Сморщенное лицо Бена Везерстафа было всё ещё мокрым от слёз, вдруг хлынувших из его глаз. Казалось, он не может наглядеться на стройную фигурку Колина, стоявшего прямо, с откинутой головой.
– Ах, парень, – шептал он. – Голубчик ты мой! – Внезапно опомнившись, он притронулся к своей соломенной шляпе рукой и сказал: – Да, сэр! Слушаю, сэр! – И исчез за стеной.
Глава 22Когда солнце зашло
Как только голова Бена Везерстафа скрылась за стеной, Колин повернулся к Мэри.
– Поди встреть его, – сказал он.
Мэри побежала по траве к дверке, скрытой плющом.
Дикон не отводил от Колина глаз. На щеках у Колина горел яркий румянец; он выглядел странно, но стоял твёрдо, не шатаясь.
– Я могу стоять, – произнёс он торжественно, всё так же высоко держа голову.
– Я тебе говорил, что ты сможешь, если перестанешь бояться, – отвечал Дикон. – Так оно и вышло!
– Да, я больше не боюсь, – подтвердил Колин.
Внезапно он вспомнил слова Мэри.
– Скажи, а ты колдуешь? – спросил он отрывисто.

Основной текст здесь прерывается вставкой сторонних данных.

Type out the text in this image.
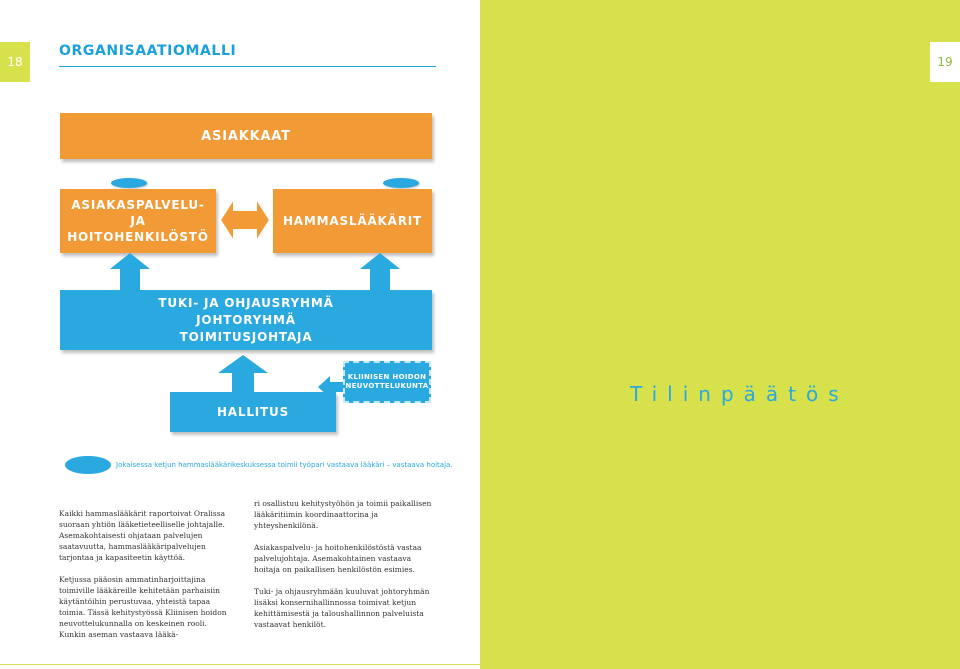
18
ORGANISAATIOMALLI
ASIAKKAAT
ASIAKASPALVELU-
JA HOITOHENKILÖSTÖ
HAMMASLÄÄKÄRIT
TUKI- JA OHJAUSRYHMÄ
JOHTORYHMÄ
TOIMITUSJOHTAJA
HALLITUS
KLIINISEN HOIDON
NEUVOTTELUKUNTA
Jokaisessa ketjun hammaslääkärikeskuksessa toimii työpari vastaava lääkäri – vastaava hoitaja.

Kaikki hammaslääkärit raportoivat Oralissa suoraan yhtiön lääketieteelliselle johtajalle. Asemakohtaisesti ohjataan palvelujen saatavuutta, hammaslääkäripalvelujen tarjontaa ja kapasiteetin käyttöä.

Ketjussa pääosin ammatinharjoittajina toimiville lääkäreille kehitetään parhaisiin käytäntöihin perustuvaa, yhteistä tapaa toimia. Tässä kehitystyössä Kliinisen hoidon neuvottelukunnalla on keskeinen rooli. Kunkin aseman vastaava lääkä-

ri osallistuu kehitystyöhön ja toimii paikallisen lääkäritiimin koordinaattorina ja yhteyshenkilönä.

Asiakaspalvelu- ja hoitohenkilöstöstä vastaa palvelujohtaja. Asemakohtainen vastaava hoitaja on paikallisen henkilöstön esimies.

Tuki- ja ohjausryhmään kuuluvat johtoryhmän lisäksi konsernihallinnossa toimivat ketjun kehittämisestä ja taloushallinnon palveluista vastaavat henkilöt.

19
Tilinpäätös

Широкий рот Дикона раздвинулся ещё шире в весёлой ухмылке.
– Это ты сам колдуешь, – возразил он. – Это то самое колдовство, что заставляет вот их, – и он легонько тронул своим грубым башмаком семейство крокусов в траве, – лезть из земли.
Колин посмотрел на крокусы.
– Да, – медленно проговорил он, – это великое колдовство, с ним ничто не сравнится! – И он ещё больше выпрямился. – Я хочу пройти вон к тому дереву, – сказал он, указав на дерево в нескольких шагах. – Когда Везерстаф явится, я буду там стоять. А захочу, так сяду, но только когда захочу. Если захочу, могу к дереву прислониться. Принеси-ка мне с кресла плед.
И ещё больше выпрямился. Он сделал несколько шагов, отделявших его от дерева. Дикон его поддерживал, но Колин шагал твёрдо. Подойдя к дереву, он прислонился к нему, но это было не очень заметно: держался он всё так же прямо – и казался очень высоким.
Когда Бен Везерстаф вошёл в сад, он увидел, что Колин стоит под деревом, а Мэри что-то тихонько бормочет.
– Что ты там говоришь? – спросил он невольно; он не мог отвести глаз от высокого стройного мальчика, гордо стоящего перед ним.
Мэри не отвечала и продолжала бормотать:
– Ты можешь! Можешь! Я же говорила, что ты сможешь! Ты можешь! Можешь!
Это было её колдовство – ей так хотелось, чтобы Колин остался стоять! Ей больно было думать о том, что он может проявить слабость при Бене Везерстафе. И Колин не сдался. Как ни был он худ, выглядел он просто красавцем – и Мэри радостно вздохнула.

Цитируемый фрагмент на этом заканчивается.